EXCLUSIVE: ‘Lessons learned from the edge of the world’ – Victoria Nicholson, Railsbank in ‘The Paytech Magazine’
High-risk, complex and high-profile expeditions. That could describe any number of fintech startups! In fact, they’re what Victoria Nicholson, New Countries Setup Specialist at banking-as-a-service platform Railsbank, has led for many years in some of the world’s most hostile environments. Her experiences, while extreme, have helped her to navigate equally testing conditions back home. Here, she shares what she’s learned with fellow fintech adventurers
As Founder of Chase Expeditions, I’m proud to have spent the last 12 years supporting the world’s most intrepid adventurers in pursuit of ambitious goals, often in largely uncharted territory and extreme climates. In addition to co ordinating these challenges, I’ve taken part myself, completing the notoriously-gruelling Marathon des Sables, which is six ultra-marathons in six days in the Saharan desert, as well as major expeditions on every continent.
I joined the Railsbank team because they saw how transferable my adventuring skills are to fintech – and the challenges associated with dynamic, fast-growth businesses. I must say, the adversity and isolation we’ve faced in the last 18 months as we adjusted to COVID-19 is as unnerving as any other unfamiliar landscape that I’ve faced. But there are some things I’ve learned in navigating the natural world that feel particularly relevant to that of fintech.
Share your vulnerabilities
I’ve frequently been the ultimate remote worker – tapping away on a laptop in a flapping tent in blizzard conditions on an icecap, or at a remote mountainous base camp, clinging to the wavering satellite signal to try to get news home. I’ve also often been in the relative comfort of my home, in charge of those undertaking remote expeditions themselves. They’re usually alone and worlds apart from their support team, any possible search-and-rescue capabilities and
They might be rowing an ocean, climbing K2 or dragging a sledge across the bitter Arctic tundra. In order to stay alive, they must be willing to be ‘connected’ and to be vulnerable. They must show their vulnerabilities, exposing how they’re really feeling. This connection requires blistering honesty – asking for help or admitting that you’re struggling is hard for anyone. In the male-dominated expedition world – and within the fast-paced fintech sector – this takes particular practice and bravery. In any walk of life, I’ve learned that sharing vulnerability is hugely empowering. I’d recommend checking out the author and speaker Brené Brown, who addresses why human interactions trump social media and how leaders can create more intimacy with their employees.

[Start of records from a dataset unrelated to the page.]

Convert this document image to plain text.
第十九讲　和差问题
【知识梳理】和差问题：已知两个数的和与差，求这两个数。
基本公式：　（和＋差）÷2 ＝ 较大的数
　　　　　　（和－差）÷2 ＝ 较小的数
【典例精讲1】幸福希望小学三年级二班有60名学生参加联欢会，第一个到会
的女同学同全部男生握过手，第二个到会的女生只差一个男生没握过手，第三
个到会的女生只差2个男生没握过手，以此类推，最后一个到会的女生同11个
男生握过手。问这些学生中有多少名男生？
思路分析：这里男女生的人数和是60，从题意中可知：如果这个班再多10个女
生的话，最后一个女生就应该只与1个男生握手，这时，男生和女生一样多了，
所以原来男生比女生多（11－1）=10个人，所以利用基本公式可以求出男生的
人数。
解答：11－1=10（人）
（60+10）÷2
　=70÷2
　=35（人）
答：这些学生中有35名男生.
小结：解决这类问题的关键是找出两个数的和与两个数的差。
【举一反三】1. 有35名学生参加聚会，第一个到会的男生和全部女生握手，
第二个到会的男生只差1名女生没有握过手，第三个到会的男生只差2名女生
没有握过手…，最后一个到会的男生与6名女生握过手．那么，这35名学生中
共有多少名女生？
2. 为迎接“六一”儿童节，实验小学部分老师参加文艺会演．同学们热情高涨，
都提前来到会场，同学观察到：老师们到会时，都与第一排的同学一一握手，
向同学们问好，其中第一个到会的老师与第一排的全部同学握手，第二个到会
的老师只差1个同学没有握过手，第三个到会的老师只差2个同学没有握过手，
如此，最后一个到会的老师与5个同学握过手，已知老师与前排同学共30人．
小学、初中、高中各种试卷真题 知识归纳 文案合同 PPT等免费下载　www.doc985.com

As with any rapidly-developing business environment, the fintech sector is populated with idea-rich, time-poor, highly driven entrepreneurs. In turn, this environment attracts a similarly-driven workforce. These people are often risk-takers and boundary-pushers, hellbent on achieving their goal. But this can often be to the detriment of those around them. There’s a clear parallel with the people I have worked with in my extreme expedition career. Focussed on audacious challenges and striving towards their goal is what enables them to battle against adversity when the chips are down. But it’s a fine line to tread – remaining focussed on the finish line must not come at a cost to the health of the company and its team.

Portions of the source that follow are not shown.